Pour conclure, mettons à bat la croyance simpliste qui voudrait que la différence entre un vin bio et un qui ne l’est pas, se résume seulement à la quantité de sulfites qu’ils contiennent. Un vin bio contient entre trois et dix fois moins de sulfites qu’un vin conventionnel, ce qui est déjà très bien, et parfois n’en contient pas du tout. Mais les différences concernent aussi (surtout) ce qui, ni ne se voit, ni ne se sent, à savoir les résidus évoqués plus haut notamment, puisque les produits chimiques de synthèse sont interdits en culture biologique et biodynamique, que les sols sont labourés et que les produits de traitement sont à base de plantes et de minéraux.

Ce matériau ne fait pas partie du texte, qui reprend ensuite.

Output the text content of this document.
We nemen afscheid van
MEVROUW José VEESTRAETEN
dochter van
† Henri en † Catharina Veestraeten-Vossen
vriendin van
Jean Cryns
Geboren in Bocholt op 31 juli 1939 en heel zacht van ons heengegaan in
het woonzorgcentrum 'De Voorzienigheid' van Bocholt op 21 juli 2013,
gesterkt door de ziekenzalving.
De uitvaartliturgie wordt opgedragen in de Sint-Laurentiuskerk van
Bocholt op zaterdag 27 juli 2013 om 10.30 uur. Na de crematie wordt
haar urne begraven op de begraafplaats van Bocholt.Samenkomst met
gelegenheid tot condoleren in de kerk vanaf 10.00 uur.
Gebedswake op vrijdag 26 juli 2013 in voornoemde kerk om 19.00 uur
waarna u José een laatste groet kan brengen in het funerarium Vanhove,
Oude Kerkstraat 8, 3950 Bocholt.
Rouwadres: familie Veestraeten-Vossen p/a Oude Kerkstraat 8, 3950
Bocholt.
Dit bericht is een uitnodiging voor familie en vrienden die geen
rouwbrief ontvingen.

1 Voir les articles, les livres et les « Appel de Paris (2004 et 2006) » de Dominique Belpomme, médecin et professeur de cancérologie et les études sur les OGM et les pesticides de Gilles-Éric Séralini, professeur et chercheur en biologie moléculaire.

2 Etude VIN PAN-EUROPE MDRGF (mais il en existe tant d’autres et depuis longtemps, passées complètement inaperçues tant les lobbies de l’industrie chimique sont riches et puissants).

Suggestions de lecture :

- « Pesticides : Révélations sur un scandale français » de Fabrice Nicolino et François Veillerette chez Fayard. Remarquablement documenté, jamais démenti et très dérangeant.

- Encyclique « Laudato Si’ » (lettre solennelle) du Pape François sur la sauvegarde de la maison commune, donnée à Rome en mai 2015.